There are potentially several ways that Treasury could institute the Sugar Tax. The most consultative and transparent route would be by way of a full legislative process, which begins by the government department concerned with the matter publishing progressively more refined discussion documents, called Green and White Papers, that detail government’s policy considerations and thought processes, and opening them for comment by the public. Draft legislation is then prepared and considered by the Cabinet. The draft legislation is sometimes published in the Government Gazette or given to certain organisations for further comment. Once all comments have been considered, it is then introduced as a Bill in Parliament, the processes of which are set out in Chapter 4 of the Constitution. Bills that impose taxes, levies or duties, such as the proposed Sugar Tax, are distinguished by the Constitution as Money Bills, and can only be introduced by the Minister of Finance in the National Assembly.

The Constitution envisions a participatory democracy, wherein Parliament is transparent, accountable, and facilitates public involvement in the legislative process. In light of these principles, the more public comment proposed new laws benefit from, the better. However, there is no obligation on government to publish discussion papers or draft bills for comment, and they can, and often do, skip right to the consideration by Cabinet step, with minimal public engagement. The Constitutional Court has found that Parliament has broad discretion to determine how best to fulfil its constitutional obligation to facilitate public involvement in any given case, as long as it acts reasonably.
More worrying, however, is that there is another method that Minister Gordhan can potentially use to get his Sugar Tax on the statute books that circumvents the entire public engagement process.

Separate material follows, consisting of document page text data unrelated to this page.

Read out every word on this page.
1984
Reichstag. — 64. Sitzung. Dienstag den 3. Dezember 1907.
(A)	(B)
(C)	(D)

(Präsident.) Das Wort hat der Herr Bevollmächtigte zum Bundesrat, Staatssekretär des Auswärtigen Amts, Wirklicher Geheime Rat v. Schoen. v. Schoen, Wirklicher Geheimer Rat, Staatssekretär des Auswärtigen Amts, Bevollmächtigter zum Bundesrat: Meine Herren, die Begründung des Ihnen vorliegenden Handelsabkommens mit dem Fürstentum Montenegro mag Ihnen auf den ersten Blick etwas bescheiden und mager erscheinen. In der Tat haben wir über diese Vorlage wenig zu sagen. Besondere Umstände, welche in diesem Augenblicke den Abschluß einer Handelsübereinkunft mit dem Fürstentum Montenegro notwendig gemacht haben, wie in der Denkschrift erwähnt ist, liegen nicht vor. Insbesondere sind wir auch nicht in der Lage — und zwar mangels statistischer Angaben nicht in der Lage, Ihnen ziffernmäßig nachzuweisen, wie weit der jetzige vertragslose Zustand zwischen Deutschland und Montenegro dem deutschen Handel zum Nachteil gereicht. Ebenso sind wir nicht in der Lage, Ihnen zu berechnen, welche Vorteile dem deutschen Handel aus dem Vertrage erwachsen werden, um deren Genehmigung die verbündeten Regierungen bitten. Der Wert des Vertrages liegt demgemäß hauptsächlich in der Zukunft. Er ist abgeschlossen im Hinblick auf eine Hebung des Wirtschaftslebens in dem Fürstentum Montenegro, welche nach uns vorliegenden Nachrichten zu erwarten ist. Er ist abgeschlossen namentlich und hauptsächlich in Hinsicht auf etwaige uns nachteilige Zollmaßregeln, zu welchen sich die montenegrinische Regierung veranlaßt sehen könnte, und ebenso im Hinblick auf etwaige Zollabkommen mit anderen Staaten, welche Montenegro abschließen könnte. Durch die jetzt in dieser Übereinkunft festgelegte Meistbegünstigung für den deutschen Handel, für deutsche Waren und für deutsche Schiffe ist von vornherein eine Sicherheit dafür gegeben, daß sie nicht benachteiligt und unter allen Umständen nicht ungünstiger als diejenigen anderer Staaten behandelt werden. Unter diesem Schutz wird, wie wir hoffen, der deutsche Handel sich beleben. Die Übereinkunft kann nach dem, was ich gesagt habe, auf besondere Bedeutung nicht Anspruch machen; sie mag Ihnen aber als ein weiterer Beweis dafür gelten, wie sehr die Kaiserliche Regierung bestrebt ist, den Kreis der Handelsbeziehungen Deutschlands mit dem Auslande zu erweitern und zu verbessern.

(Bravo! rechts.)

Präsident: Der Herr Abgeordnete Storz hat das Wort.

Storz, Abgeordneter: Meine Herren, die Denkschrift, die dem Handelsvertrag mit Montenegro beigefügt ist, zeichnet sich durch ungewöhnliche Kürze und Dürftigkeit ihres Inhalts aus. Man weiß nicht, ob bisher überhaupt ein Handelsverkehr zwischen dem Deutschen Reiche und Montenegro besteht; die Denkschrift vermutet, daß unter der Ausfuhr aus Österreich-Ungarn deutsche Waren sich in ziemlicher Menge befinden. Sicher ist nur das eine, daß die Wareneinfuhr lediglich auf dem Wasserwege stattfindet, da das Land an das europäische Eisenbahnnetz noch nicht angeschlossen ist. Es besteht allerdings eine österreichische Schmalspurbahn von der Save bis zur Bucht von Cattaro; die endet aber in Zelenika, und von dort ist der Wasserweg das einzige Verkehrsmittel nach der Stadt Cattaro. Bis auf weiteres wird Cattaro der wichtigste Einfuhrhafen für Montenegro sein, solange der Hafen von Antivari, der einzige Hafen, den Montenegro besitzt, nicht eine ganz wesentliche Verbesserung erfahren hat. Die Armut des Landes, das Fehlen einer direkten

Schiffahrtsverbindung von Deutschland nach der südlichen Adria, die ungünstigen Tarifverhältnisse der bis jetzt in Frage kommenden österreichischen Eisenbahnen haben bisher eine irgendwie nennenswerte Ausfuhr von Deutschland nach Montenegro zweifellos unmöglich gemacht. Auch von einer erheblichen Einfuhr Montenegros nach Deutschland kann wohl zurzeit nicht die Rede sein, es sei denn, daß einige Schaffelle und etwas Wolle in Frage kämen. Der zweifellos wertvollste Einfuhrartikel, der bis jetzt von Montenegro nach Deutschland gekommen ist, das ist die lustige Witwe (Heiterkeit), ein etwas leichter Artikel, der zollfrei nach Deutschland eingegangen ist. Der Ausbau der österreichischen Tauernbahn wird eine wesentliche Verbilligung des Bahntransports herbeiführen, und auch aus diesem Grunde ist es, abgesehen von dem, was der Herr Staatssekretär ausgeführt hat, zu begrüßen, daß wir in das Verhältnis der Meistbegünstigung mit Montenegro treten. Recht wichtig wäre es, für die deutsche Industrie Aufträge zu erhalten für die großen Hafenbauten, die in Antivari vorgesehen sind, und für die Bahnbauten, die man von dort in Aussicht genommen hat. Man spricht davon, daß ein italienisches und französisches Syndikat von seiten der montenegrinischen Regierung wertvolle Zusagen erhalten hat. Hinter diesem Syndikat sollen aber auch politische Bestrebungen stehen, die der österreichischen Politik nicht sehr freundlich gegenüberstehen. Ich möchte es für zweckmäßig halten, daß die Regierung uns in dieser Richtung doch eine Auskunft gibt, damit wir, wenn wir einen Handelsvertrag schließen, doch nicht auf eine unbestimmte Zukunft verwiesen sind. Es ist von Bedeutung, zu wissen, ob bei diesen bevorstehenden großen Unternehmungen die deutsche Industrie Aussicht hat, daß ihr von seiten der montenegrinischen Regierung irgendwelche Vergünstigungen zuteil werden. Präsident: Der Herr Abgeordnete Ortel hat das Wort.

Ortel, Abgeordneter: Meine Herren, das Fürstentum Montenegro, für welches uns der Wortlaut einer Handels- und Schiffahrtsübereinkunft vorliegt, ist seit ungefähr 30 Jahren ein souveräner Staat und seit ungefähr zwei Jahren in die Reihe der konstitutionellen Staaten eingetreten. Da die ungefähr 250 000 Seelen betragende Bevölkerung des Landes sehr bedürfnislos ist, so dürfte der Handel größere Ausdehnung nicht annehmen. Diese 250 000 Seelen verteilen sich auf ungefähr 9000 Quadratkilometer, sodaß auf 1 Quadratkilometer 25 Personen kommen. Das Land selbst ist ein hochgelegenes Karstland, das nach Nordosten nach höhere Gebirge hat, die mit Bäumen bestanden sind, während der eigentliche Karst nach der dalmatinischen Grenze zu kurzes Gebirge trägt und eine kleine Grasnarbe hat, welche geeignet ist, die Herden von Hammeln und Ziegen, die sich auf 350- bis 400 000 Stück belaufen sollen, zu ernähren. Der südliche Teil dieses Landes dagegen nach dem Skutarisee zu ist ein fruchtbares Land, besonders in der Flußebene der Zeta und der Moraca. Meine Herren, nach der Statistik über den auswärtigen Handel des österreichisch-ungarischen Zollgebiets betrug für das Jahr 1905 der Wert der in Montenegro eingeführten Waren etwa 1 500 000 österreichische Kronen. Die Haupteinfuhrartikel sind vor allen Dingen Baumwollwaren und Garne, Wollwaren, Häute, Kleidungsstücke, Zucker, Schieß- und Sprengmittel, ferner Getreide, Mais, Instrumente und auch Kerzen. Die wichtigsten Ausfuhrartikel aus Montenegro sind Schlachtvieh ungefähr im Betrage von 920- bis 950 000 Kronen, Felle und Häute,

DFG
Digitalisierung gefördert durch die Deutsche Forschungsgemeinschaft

The Customs and Excise Act of 1964 and its schedules contain all the other excise taxes and environmental taxes that are payable in South Africa. The schedules to the Act detail which products are taxed and by how much. Examples include: the environmental levy on plastic bags, the fuel levy, as well as excise duties on alcohol and tobacco products. It makes sense that a Sugar Tax would be instituted as an amendment to this Act.

Section 48 of the Act provides that the Minister of Finance may amend the tariff schedules “whenever he deems it expedient in the public interest to do so” by mere notice in the Government Gazette without going through any further legislative process. This is in fact how the levy on incandescent (electric filament) light bulbs was introduced in 2009. The new levy was announced in then Minister Manuel’s 2009 budget speech, and introduced by mere notice in the Government Gazette by then Deputy Minister Nene, in terms of section 48. No further legislative process was necessary or engaged in. This therefore provides Minister Gordhan with a speedy option to push through his Sugar Tax without a full legislative process that would normally involve layers of thorough and transparent consultation with industry and the public.

After much concern was expressed by industry around the lack of information and communication, it appears that certain industry bodies, such as the Beverage Association of South Africa, have managed to secure a meeting with Treasury towards the end of April. Other industry organisations and stakeholders, such as the Consumer Goods Council of South Africa, are still waiting for feedback on their requests to meet with Treasury.  Hopefully, these meetings will clarify some of the proposed details, and allay some of the concerns discussed in this article. The important thing is that the public and industry should be thoroughly engaged, as envisioned by the values enshrined in the Constitution. There should be no secret ingredients in a Sugar Tax proposal.

Virusha Subban, partner specialising in customs, excise and international trade, and Yonatan Sher, candidate attorney at Bowmans.